A colónia do Douro Internacional, a mais isolada, passou de três para oito casais nidificantes e expandiu-se para lá da fronteira, sendo também monitorizada pelos técnicos espanhóis.
Na Serra da Malcata o número de casais passou de quatro, em 2021, para 14, em 2023, e para 18 este ano. No Tejo Internacional, onde se encontra a mais antiga colónia (dois casais em 2010), foram monitorizados entre 61 e 64 casais, que tiveram este ano entre 24 e 25 crias. Destes casais, um quarto assentou arraiais em terras espanholas.
A Herdade da Contenda, no município de Moura, conta atualmente com 20-21 casais. Na Vidigueira, distrito de Beja, há cinco ninhos confirmados, mas falta ainda apurar o número total de crias. O projeto, que termina em dezembro de 2027, prevê ainda a monitorização do abutre-preto em zonas protegidas de Espanha, onde foram registados este ano 153 casais.
Mais medidas de proteção nos próximos meses
O balanço de 2024 está feito, mas o trabalho é para continuar. Duas novas medidas vão ser postas em prática já nos meses que se seguem para assegurar que o abutre-preto não volta a desaparecer do país, enquanto espécie nidificante, como aconteceu na década de 1970.
Com a colaboração de criadores de gado e agricultores, o projeto irá criar campos de alimentação para a espécie, com vigilância sanitária implementada. A estratégia também inclui o setor da caça, que irá apoiar a transição para o uso de munições sem chumbo.
As munições sem chumbo vão ser, como tal, gratuitamente disponibilizadas para acelerar o processo. Sendo aves necrófagas, de resto, os abutres aguentam tudo, carne em avançado estado de decomposição, raiva e todo o tipo de bactérias que provocam infeções mortais em qualquer outro animal.
Uma espécie (quase) invencível
O superpoder do abutre para resistir a quase todas as doenças está no suco gástrico produzido pelo aparelho digestivo. Chega a ser até mil vezes mais ácido do que o nosso, dissolvendo cerca de 60% das toxinas ingeridas.
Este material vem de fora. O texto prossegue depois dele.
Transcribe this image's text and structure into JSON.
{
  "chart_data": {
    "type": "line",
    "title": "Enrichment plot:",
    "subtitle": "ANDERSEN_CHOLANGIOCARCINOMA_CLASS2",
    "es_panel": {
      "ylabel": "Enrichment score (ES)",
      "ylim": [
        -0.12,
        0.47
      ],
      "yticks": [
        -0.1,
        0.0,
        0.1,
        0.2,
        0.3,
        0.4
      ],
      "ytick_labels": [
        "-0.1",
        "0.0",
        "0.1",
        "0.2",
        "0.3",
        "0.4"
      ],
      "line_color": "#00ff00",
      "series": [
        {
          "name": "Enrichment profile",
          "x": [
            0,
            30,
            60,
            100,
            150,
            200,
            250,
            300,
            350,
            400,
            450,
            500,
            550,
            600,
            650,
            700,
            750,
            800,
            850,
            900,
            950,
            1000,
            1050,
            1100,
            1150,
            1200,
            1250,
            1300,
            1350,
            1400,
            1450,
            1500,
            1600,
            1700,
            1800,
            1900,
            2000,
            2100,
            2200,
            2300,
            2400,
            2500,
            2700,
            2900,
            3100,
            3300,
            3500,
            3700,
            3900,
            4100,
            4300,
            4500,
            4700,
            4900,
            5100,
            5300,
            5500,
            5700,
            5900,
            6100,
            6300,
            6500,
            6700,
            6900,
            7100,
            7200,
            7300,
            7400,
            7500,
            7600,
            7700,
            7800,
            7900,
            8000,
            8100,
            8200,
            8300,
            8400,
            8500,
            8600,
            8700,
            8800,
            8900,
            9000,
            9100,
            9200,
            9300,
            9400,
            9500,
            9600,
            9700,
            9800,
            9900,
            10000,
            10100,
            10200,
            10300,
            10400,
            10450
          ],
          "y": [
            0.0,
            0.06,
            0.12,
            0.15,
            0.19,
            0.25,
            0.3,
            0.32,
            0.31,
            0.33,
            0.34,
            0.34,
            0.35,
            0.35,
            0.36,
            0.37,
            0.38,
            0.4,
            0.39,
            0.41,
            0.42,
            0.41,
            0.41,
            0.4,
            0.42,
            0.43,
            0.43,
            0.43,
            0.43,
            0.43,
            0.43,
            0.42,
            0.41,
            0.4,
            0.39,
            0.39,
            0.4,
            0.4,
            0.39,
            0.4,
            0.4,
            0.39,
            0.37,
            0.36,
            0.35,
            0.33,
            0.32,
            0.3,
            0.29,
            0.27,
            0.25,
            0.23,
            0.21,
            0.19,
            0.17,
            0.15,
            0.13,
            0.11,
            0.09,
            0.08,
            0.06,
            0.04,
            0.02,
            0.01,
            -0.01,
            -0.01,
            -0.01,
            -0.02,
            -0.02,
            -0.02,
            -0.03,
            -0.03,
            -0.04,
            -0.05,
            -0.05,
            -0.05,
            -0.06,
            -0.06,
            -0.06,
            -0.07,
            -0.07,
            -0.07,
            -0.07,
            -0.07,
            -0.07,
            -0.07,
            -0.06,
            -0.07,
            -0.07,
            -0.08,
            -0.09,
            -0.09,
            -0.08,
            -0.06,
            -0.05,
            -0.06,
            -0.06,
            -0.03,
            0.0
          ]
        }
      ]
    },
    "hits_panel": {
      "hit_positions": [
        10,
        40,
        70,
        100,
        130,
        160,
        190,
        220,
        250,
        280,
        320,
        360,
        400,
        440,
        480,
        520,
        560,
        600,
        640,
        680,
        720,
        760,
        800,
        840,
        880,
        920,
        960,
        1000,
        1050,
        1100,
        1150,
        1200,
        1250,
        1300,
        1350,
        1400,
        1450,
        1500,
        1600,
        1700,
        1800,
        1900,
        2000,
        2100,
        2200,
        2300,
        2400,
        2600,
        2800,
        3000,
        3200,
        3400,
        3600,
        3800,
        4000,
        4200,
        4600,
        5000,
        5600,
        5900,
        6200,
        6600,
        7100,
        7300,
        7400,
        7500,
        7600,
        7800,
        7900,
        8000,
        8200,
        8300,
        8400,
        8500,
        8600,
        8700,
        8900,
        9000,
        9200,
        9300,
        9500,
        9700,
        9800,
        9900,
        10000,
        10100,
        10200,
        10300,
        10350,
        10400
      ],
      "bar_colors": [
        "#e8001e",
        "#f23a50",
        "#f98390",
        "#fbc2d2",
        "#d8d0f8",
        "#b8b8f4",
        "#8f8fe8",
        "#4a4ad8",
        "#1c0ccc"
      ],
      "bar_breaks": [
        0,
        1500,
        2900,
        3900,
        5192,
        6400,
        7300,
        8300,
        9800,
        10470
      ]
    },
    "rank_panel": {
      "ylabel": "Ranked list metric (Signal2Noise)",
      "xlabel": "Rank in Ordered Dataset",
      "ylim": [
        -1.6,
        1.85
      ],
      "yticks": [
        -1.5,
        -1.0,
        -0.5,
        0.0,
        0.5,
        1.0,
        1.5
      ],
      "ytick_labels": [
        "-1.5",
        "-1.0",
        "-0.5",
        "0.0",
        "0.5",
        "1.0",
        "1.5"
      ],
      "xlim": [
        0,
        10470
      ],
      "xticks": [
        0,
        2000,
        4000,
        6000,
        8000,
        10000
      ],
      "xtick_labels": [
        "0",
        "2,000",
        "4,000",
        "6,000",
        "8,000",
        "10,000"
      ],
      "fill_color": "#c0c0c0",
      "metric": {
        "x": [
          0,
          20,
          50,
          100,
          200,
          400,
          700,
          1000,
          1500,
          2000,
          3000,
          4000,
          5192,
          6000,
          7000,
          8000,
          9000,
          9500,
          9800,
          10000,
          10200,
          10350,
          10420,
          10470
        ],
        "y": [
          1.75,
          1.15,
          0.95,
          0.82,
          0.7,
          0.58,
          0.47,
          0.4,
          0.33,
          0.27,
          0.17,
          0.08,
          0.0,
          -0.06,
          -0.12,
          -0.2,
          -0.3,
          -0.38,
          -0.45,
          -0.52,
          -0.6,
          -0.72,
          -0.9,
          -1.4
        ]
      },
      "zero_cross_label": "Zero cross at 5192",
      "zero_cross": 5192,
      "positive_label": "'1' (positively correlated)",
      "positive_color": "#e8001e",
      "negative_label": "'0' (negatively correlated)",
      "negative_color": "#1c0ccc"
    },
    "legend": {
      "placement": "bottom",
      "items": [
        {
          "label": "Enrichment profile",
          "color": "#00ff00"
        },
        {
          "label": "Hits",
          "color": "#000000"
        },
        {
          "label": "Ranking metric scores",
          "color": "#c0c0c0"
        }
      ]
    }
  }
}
Tudo o que escapa à lavagem gástrica é depois eficazmente combatido por um sistema imunológico à prova de bala.
As bactérias agarradas às penas, no entanto, poderiam ser um problema para os outros animais em contacto com os abutres. Mas é precisamente por isso que as aves são carecas. Conseguindo enfiar a cabeça nas carcaças sem contaminar as penas, anulam o perigo de espalhar doenças. Além disso, ao urinarem sobre os pés, o ácido úrico trata de desinfetar tudo à sua volta, tornando-os inofensivos para o meio ambiente.
Não fossem as alterações climáticas e a atividade humana, o abutre seria praticamente invencível. Além do chumbo das munições da caça, os fármacos, em especial os antibióticos, usados na pecuária, podem enfraquecer o seu sistema imunológico e serem fatais para uma espécie vital no equilíbrio do ecossistema das zonas rurais.